私の言葉にあっけに取られたようだったが、ひなたは笑みをこぼしながら肯定した。

「改めて、ありがとうございました。」

「いえ、こちらこそです。ありがとうございました。」

私たちはどちらからともなく手を差し出した。

握り合いながら、今までのことを私は思い出した。

──長かった。本当に長かった。やっと、、。

「これからも、夜雨のことをよろしくお願いします。」

手を離した途端、ひなたはそう言った。

「え、、?」

「私の元にいるよりも、あなたの元にいる方がいいです。」

そういう意味で言ったのではないでしょう?

そう聞きたかったが、話は終わりだ、というように、彼女の口は硬く閉ざされていた。

訊かれたくないのか、ただ、言うのが面倒くさいのかはわからないが彼女の意図を汲み取り、私は尋ねなかった。

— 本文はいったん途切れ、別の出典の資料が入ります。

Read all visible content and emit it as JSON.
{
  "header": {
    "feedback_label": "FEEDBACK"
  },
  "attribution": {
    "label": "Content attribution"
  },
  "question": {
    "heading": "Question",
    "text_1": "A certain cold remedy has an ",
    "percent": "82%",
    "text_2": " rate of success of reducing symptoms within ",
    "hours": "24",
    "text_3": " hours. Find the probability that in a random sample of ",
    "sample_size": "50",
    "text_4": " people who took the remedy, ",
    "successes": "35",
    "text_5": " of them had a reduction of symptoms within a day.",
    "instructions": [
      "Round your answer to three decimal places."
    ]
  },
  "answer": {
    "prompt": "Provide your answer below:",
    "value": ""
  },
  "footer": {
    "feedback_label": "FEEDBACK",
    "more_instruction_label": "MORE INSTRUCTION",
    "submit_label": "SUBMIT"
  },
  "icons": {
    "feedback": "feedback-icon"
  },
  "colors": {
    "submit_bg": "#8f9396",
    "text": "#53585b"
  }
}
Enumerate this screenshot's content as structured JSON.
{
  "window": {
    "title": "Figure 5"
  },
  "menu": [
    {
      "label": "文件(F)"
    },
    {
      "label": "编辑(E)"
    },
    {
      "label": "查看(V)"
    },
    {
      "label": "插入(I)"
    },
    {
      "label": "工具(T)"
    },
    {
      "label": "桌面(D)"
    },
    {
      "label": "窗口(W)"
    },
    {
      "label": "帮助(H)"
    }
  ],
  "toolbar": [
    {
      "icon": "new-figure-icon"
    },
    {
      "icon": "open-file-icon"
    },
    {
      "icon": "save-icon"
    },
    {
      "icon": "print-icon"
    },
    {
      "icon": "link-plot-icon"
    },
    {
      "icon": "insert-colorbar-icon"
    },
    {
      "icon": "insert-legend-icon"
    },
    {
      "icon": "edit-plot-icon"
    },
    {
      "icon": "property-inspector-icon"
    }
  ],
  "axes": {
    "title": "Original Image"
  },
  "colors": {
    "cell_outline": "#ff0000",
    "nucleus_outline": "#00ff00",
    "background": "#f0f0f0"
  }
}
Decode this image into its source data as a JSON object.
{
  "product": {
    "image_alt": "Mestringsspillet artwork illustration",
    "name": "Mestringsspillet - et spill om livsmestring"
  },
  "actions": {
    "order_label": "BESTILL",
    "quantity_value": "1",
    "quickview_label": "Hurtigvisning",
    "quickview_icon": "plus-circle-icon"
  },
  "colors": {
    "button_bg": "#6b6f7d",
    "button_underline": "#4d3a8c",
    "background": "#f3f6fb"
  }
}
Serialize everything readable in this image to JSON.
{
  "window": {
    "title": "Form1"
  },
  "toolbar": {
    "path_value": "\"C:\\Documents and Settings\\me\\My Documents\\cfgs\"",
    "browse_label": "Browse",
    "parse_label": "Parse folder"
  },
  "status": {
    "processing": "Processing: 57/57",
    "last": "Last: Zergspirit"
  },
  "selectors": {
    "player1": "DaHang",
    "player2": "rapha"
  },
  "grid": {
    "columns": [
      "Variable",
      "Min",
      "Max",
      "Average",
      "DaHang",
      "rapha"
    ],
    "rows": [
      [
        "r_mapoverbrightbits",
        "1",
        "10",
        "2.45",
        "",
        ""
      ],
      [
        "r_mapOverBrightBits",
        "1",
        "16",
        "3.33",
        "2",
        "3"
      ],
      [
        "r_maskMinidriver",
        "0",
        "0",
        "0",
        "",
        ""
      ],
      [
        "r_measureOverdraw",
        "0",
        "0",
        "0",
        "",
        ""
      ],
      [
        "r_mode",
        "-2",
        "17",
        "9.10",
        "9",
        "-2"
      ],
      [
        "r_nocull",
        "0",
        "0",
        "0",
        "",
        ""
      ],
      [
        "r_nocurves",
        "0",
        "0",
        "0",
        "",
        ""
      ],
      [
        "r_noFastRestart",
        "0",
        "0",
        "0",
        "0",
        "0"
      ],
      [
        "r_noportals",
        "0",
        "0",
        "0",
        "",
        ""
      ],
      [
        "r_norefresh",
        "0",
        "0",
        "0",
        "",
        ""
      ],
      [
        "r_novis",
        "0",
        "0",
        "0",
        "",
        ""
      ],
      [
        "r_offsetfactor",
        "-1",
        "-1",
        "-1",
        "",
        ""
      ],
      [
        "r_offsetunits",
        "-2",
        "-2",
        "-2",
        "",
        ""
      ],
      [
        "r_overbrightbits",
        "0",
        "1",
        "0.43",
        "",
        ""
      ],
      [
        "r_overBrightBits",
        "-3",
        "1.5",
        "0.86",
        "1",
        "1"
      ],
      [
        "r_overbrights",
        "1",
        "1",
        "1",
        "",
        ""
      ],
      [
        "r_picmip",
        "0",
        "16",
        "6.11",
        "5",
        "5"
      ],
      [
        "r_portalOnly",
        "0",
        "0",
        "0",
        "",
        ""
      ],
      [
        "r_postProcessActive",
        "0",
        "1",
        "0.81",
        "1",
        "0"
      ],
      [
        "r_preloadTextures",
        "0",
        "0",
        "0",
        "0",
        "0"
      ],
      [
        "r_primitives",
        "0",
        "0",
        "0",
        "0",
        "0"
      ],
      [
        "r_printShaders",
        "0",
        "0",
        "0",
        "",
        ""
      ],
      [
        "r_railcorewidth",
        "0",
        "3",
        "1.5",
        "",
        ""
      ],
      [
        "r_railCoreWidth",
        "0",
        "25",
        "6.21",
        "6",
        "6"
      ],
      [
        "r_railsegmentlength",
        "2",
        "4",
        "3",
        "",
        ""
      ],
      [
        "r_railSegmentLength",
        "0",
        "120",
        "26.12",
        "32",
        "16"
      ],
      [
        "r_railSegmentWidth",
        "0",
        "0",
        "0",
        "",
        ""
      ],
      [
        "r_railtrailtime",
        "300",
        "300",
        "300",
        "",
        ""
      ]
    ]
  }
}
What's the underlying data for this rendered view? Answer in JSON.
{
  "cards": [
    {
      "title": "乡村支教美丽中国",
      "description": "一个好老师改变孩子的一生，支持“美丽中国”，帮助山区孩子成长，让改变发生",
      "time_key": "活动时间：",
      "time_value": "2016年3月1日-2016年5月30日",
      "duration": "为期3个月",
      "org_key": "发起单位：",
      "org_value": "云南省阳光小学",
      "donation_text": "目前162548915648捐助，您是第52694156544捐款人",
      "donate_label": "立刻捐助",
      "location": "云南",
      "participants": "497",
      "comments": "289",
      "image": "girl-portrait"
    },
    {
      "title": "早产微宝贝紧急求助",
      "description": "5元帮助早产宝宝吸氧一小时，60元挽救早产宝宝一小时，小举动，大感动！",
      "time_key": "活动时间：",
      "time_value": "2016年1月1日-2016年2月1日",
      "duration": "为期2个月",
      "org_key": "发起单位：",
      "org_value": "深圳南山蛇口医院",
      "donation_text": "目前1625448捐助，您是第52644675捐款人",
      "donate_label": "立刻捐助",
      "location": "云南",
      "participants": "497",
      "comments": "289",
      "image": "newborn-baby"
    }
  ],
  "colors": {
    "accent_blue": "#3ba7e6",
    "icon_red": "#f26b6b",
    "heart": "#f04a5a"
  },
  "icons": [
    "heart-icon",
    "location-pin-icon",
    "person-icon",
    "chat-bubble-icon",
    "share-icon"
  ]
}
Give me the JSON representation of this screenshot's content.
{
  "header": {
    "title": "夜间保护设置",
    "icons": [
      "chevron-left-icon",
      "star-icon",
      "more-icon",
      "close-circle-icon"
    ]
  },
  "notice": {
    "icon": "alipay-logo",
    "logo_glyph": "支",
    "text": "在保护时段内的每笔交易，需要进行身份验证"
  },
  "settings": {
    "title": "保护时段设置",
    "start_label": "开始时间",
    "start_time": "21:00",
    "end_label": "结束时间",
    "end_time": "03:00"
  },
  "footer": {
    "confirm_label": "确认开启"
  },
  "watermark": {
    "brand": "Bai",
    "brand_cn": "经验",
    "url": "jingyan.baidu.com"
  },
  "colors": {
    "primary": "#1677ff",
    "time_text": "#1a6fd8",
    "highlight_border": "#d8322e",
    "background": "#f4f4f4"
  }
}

「わかりました。お任せください。もう、殺し屋はさせないし、しないと思います。」

彼女は優しい笑みを讃えながら、

「その方がいいと思います。」

と呟いた。

彼女の目は可愛い姪を想う目に変わっていた。

「では、また。」

私はそう声をかけ、扉を開けた。

「えぇ、また。」

私は部屋を出た。

振り向いた私の目には閉じられた扉しか映らなかった。

◆◆◆

「また、会うとしたら、、空に1番近い場所、ですかね?朝霧火影さん。」

戸の先には哀しそうに呟いたひなたがいた。